"Bob Levey speaking."
"Hi, Bob. I'm a reader of yours who lives up near the Cathedral. Have you got five minutes?"
"Well, ma'am, I never like to make foolhardy predictions, but, yes, I'll probably survive at least that long."
"Glad to hear it. Anyway, what I want to talk about is fast food restaurants."
"The bane of my existence! A blot upon the Washington landscape! Repositories of everything that's bad for you and nothing that's good! The home of overflowing trash cans, ill-mannered kids, cholesterol-soaked food and tables that are always smeared with ketchup! Anything else you need to know?"
"Well, at least I know where you stand. What happened? Did Roy Rogers overcharge you?"
"Nothing that simple, ma'am. It's just that I consider every visit to a fast food restaurant a surrender, not a pleasure. The way the straws squeak when you shove them through the holes in those plastic lids. The way the hamburger buns are always overbuttered. The way the counter people say 'May I help you?' as if they're robots, not people. The whole scene drives me nuts."
"It drives me nuts, too, but for a different reason."
"Which is that fast food is about to destroy our family. I mean, I can't even believe this myself, but my 24-year-old daughter is about to get married. We gave her everything -- Tanglewood in the summer, private schools in Montgomery County, tutoring in French -- and you know what she wants?"
"To have Ronald McDonald perform the ceremony?"
"Almost that bad. She wants to have the reception at a Pizza Hut. I said absolutely not, so she said, 'Okay, we can have it at the church.

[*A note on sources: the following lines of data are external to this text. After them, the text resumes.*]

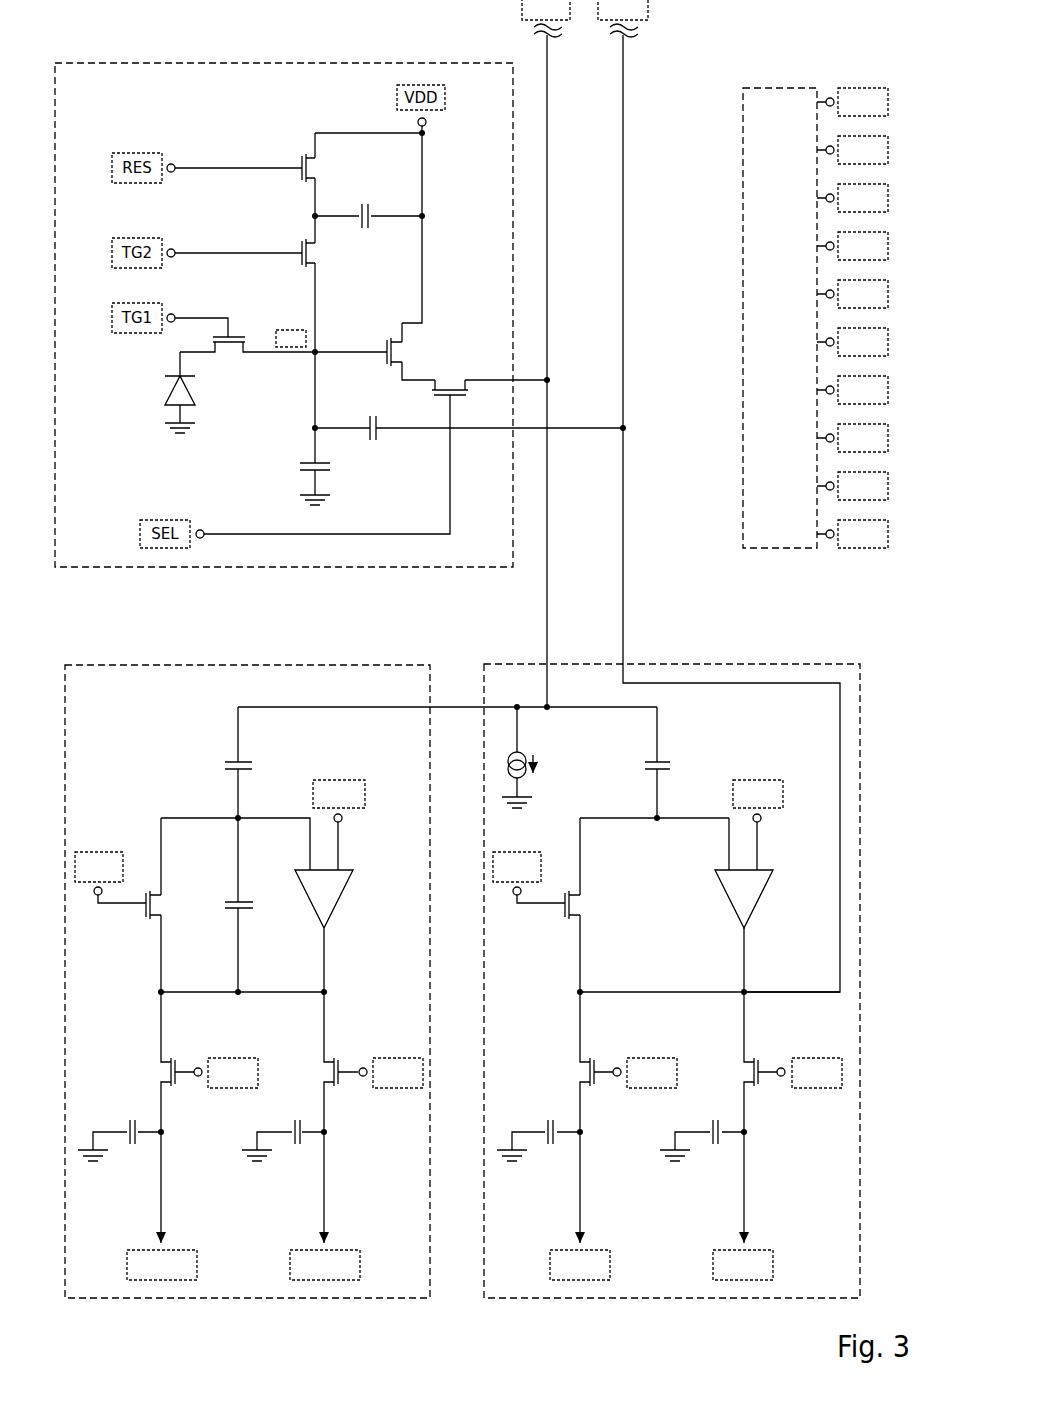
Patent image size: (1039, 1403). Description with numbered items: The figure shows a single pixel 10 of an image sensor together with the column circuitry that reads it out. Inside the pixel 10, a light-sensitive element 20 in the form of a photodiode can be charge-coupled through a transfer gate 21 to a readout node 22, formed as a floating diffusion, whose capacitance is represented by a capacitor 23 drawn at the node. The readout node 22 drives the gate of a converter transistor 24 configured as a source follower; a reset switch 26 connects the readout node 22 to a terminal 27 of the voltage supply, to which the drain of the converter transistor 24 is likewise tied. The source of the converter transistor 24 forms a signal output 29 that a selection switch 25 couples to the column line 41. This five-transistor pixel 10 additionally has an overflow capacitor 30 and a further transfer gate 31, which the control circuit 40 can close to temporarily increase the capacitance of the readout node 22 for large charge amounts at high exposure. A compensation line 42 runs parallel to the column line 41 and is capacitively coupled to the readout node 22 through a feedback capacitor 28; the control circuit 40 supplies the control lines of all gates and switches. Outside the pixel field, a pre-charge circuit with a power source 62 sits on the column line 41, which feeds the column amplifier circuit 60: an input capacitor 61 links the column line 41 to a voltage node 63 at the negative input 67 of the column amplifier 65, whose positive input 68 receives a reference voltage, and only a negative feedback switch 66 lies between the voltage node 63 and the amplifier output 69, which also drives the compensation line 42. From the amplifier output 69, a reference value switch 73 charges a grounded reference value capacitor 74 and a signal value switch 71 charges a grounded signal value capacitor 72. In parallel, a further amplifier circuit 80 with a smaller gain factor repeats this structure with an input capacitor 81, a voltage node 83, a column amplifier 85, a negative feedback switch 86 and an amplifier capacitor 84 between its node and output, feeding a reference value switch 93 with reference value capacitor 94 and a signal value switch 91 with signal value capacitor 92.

The pixel 10 is at (157, 60).
The light-sensitive element 20 is at (164, 388).
The transfer gate 21 is at (238, 334).
The readout node 22 is at (309, 357).
The floating diffusion capacitor 23 is at (296, 467).
The converter transistor 24 is at (384, 342).
The selection switch 25 is at (452, 380).
The reset switch 26 is at (297, 152).
The terminal of voltage supply 27 is at (429, 138).
The feedback capacitor 28 is at (383, 437).
The signal output 29 is at (420, 370).
The overflow capacitor 30 is at (372, 233).
The further transfer gate 31 is at (297, 248).
The control circuit 40 is at (809, 82).
The column line 41 is at (554, 138).
The compensation line 42 is at (634, 138).
The column amplifier circuit 60 is at (740, 657).
The input capacitor 61 is at (678, 766).
The power source 62 is at (540, 770).
The voltage node 63 is at (654, 825).
The column amplifier 65 is at (763, 908).
The negative feedback switch 66 is at (566, 927).
The negative input 67 is at (724, 868).
The positive input 68 is at (766, 868).
The amplifier output 69 is at (739, 934).
The signal value switch 71 is at (768, 1052).
The signal value capacitor 72 is at (716, 1152).
The reference value switch 73 is at (603, 1052).
The reference value capacitor 74 is at (551, 1152).
The further amplifier circuit 80 is at (212, 657).
The input capacitor 81 is at (259, 766).
The voltage node 83 is at (235, 825).
The amplifier capacitor 84 is at (249, 913).
The column amplifier 85 is at (343, 908).
The negative feedback switch 86 is at (147, 927).
The signal value switch 91 is at (347, 1052).
The signal value capacitor 92 is at (297, 1152).
The reference value switch 93 is at (184, 1052).
The reference value capacitor 94 is at (133, 1152).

But I want Pizza Hut pizza to be served, not finger sandwiches or anything like that.' "
"What about the wedding cake? Don't tell me she wants Colonel Sanders to fry one up for her that tastes like the original-recipe chicken."

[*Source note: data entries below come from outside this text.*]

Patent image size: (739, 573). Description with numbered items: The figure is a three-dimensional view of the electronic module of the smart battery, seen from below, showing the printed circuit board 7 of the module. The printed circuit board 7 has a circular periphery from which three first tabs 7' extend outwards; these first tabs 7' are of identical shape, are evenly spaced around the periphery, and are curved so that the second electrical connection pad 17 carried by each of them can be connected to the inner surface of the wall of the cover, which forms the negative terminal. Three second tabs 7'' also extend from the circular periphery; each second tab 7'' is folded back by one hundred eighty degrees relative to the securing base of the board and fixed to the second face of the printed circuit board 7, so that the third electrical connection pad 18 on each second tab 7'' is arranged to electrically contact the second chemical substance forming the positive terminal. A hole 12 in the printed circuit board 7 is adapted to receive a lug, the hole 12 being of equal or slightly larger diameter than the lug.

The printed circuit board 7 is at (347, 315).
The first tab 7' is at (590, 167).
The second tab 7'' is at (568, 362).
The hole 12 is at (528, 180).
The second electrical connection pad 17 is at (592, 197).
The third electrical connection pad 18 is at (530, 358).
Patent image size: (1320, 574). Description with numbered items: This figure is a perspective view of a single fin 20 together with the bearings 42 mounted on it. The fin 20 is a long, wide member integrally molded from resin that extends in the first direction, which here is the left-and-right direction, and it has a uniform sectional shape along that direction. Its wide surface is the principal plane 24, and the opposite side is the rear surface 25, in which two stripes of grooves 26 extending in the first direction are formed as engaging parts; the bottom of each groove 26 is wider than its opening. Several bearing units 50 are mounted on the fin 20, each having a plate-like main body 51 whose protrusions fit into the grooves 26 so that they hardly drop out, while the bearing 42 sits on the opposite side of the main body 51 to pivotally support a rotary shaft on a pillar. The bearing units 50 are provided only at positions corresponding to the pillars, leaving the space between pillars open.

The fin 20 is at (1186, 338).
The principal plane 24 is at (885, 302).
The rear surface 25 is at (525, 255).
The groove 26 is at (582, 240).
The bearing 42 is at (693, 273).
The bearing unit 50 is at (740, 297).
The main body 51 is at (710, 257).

"Worse than that. Instead of cake, she wants those little apple-pie turnover thingies that they sell at McDonald's."
"Ma'am, has it occurred to you that your daughter might be putting you on?"

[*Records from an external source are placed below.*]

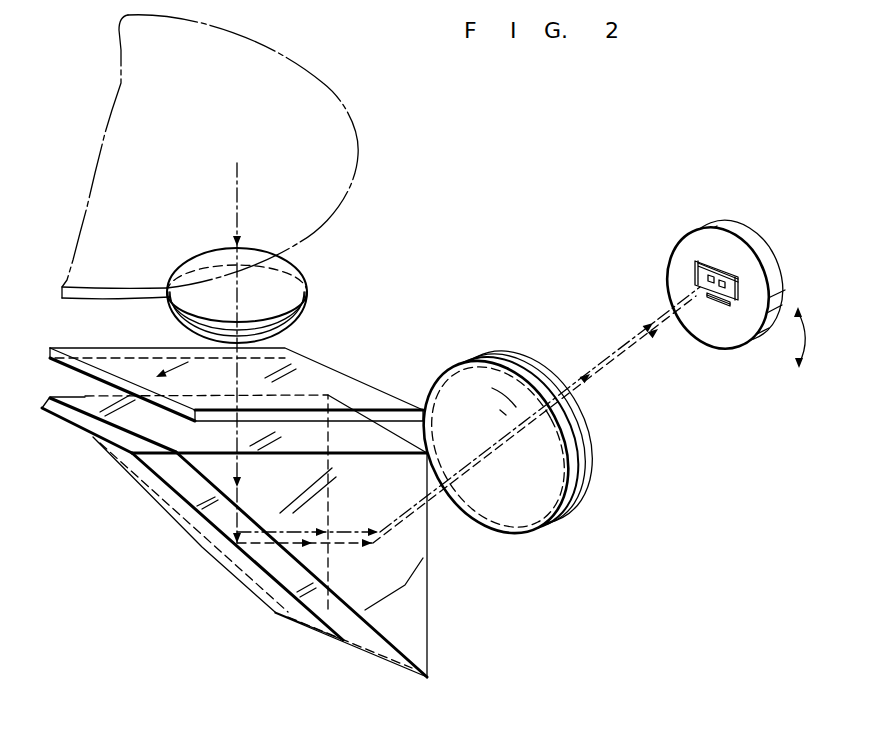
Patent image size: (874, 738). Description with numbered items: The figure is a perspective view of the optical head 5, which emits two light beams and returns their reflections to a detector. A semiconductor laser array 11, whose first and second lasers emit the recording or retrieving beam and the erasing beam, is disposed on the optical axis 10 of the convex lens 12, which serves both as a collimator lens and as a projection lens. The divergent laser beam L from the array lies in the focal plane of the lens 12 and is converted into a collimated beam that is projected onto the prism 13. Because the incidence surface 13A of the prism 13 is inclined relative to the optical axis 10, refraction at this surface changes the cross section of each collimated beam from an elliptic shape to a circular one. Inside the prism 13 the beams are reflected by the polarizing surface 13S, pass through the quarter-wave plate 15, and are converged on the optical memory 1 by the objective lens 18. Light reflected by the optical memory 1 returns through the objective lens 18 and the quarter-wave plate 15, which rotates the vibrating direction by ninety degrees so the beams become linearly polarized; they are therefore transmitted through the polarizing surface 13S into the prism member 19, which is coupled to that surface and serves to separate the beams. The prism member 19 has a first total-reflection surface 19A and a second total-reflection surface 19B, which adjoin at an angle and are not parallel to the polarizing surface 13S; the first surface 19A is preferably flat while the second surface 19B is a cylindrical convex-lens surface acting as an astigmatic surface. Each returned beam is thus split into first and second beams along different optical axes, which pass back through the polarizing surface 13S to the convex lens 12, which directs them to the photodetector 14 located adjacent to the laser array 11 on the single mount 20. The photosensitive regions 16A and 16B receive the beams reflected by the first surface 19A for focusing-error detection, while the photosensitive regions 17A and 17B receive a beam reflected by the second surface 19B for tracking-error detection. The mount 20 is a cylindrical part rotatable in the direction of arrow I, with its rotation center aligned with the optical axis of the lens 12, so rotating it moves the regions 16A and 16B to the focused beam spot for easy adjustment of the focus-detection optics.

The optical memory 1 is at (335, 118).
The optical head 5 is at (364, 286).
The optical axis 10 is at (598, 370).
The semiconductor laser array 11 is at (712, 303).
The convex lens 12 is at (522, 526).
The prism 13 is at (428, 630).
The incidence surface 13A is at (400, 432).
The polarizing surface 13S is at (93, 430).
The photodetector 14 is at (732, 275).
The quarter-wave plate 15 is at (336, 369).
The photosensitive region 16A is at (725, 277).
The photosensitive region 16B is at (727, 302).
The photosensitive region 17A is at (714, 278).
The photosensitive region 17B is at (703, 280).
The objective lens 18 is at (293, 263).
The prism member 19 is at (207, 545).
The first total-reflection surface 19A is at (150, 505).
The second total-reflection surface 19B is at (282, 588).
The mount 20 is at (667, 258).
The direction of rotation I is at (795, 347).
The laser beam L is at (397, 548).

"I only wish. She tells me I'm hopelessly old-fashioned. She says it's her wedding and she'll do what she pleases. And then when I try to talk sense to her, she says to me, 'Mother, do you know that McDonald's hamburgers are served as hot lunches at public schools in 17 states?' "
"I hate to tell you this, ma'am, but I think she's right."
"She is right. I looked into it, and I still don't believe it."
"Well, you sure are facing a toughie. Maybe someone else can talk some sense into your daughter. Maybe your minister?"
"Nice try, Bob. He eats lunch every day at Wendy's."
"All right. What about the groom's parents?"
"They're absolutely impossible. I don't know who's worse, them or their son. I mean, do you know what the mother said to me? She said, 'I don't see what's so bad about Pizza Hut pizza. At least you know they'll eat it.' What is this, Bob? A wedding reception for finicky five-year-olds, or a dignified occasion for adults?"
"I think I know the answer to that question, ma'am, and I don't think you're going to like it."
"(Sigh) I know the answer, too, Bob. It's just that . . . . well, like every parent, I'm sitting around wondering where I went wrong. Maybe if I'd fed her more vegetables when she was younger, or refused to buy Coke at the grocery store. Maybe if I'd taken her to Italy when she was younger, so she could see what real pizza tasted like, instead of this awful stuff at Pizza Hut."
"Don't blame yourself, ma'am. No parent should ever do that."
"All right, then, I won't. But what do I do, Bob? The wedding is in one month!"
"You trick her."
"Trick her? I'd like my daughter to speak to me sometime in the next 20 years!"
"No risk of that. You agree to the pizza demand. Just cave. Say to her, 'Okay, you want pizza? You'll have pizza.' Then you buy one large pie at Pizza Hut. Pepperoni, sausage, any kind you like. You have them deliver it to the reception. You cut it into about 250 pieces. You hire waiters from Ridgewell's, or one of those places. They serve it on fine china. That way, she wins, and you do, too."
"I like it, Bob!"
"Shucks, ma'am. 'Tweren't nuthin'."
"There's just one more thing."
"They don't want an orchestra, or even a string quartet. They want the tapes of Willie Nelson that they play at the 7-Eleven up on Wisconsin Avenue."
"(Deep sigh) That one, ma'am, is out of my league."